Network: Wie äußert sich diese Schnelligkeit im Startup-Alltag?

Florian: Besonders wichtig für unser junges Unternehmen ist die Drei-Monats-Regel. Danach muss sich ein Produkt, eine Idee oder ein Projekt innerhalb von drei Monaten so validiert haben, dass du weißt, wie du damit Geld verdienen kannst. Denn dann kannst du die nächsten Schritte planen. 

Um die Drei-Monats-Regel einzuhalten musst du stark fokussieren. Da sind wir dann beim Pareto-Prinzip, das besagt, dass du in 20 Prozent der Zeit 80 Prozent des Ergebnisses erwirtschaftest. Für die letzten 20 Prozent bis zum Endergebnis brauchst du jedoch ganze 80 Prozent der Zeit – ein dicker Batzen. In der Regel lohnt es sich nicht diese 80 Prozent zur Perfektion des Ergebnisses zu investieren. Wichtiger ist es schnell zu sein, erste Ergebnisse zu produzieren, Erfolge oder Misserfolge einzufahren und daraus zu lernen. 

 

Network: Lässt sich das auch auf etablierte Unternehmen übertragen?

Florian: Natürlich. Viele große Unternehmen zahlen gerade genau auf diese Denke ein. Früher waren die Produktzyklen viel länger – bei Autos dauerte es etwa sieben Jahre, bis ein neues Modell rauskam. Oft wurde dann auch nicht aus den Erfahrungen des Vorgängermodells gelernt. Heute denken Unternehmen um und machen kleinere Schritte, probieren auch mal etwas aus und lernen aus den Erfahrungen. 

 

Network: Und wie bringen etablierte Unternehmen diese Mentalität des Ausprobierens in ihre Firma?

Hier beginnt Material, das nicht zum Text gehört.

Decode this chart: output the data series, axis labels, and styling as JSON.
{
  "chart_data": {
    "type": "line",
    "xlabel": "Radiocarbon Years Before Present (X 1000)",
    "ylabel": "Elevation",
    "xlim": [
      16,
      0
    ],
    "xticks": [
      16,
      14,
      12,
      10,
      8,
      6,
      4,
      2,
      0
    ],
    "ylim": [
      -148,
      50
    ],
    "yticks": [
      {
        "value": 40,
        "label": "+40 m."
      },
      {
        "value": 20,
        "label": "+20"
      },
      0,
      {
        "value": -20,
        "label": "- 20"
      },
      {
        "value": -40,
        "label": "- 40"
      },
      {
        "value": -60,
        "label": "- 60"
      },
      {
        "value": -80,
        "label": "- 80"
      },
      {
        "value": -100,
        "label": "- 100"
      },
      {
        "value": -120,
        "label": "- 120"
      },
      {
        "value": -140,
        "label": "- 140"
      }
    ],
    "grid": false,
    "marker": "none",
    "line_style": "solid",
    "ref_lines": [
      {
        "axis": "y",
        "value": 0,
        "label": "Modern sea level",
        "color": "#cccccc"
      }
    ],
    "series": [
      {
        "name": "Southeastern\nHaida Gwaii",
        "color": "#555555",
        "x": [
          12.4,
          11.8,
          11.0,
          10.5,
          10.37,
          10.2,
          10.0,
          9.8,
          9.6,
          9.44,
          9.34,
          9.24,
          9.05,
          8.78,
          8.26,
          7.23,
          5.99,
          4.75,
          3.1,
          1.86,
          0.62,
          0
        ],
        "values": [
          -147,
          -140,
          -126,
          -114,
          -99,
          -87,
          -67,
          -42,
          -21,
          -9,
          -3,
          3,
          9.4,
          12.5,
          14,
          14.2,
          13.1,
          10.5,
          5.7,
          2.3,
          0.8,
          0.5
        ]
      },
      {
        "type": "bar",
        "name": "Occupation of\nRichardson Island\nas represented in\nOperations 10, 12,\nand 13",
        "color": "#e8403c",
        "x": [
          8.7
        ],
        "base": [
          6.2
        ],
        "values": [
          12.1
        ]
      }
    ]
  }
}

Florian: Ein Weg könnte es sein für Mitarbeiter und Führungskräfte Freiräume zu schaffen. Wie ein Spielplatz für digitale Produkte auf dem man sich austoben und Neues probieren kann. – Wie kann ich ein Tablet in der Kommunikation mit dem Team oder meinen Kunden verwenden? Wie kann ich Whiteboards beim Teammeeting nutzen? Können wir Reisekosten auch digital abrechnen? 

Wie das genau aussieht, ist natürlich von der Branche abhängig. Wenn sich Mitarbeiter mit Digitalisierung beschäftigen, können sie dem Unternehmen mit optimierten Prozessen nicht nur Geld sparen, sondern werden auch digitalaffiner. Die Mitarbeiter verlieren die Angst vor der digitalen Welt und lassen sich eher auf technischen Fortschritt im Unternehmen ein. 

Zur Person

Florian Christ ist Geschäftsführer und Gründer des Startups Fino, das digitale Finanzprodukte für Banken, Versicherungen und andere Kunden entwickelt. Florian kommt aus Kassel und hat bei der Network Digitalreise 2019 in Frankfurt darüber gesprochen, wie sein Startup gewachsen ist und sich damit das Team und die internen Arbeitsabläufe verändert haben.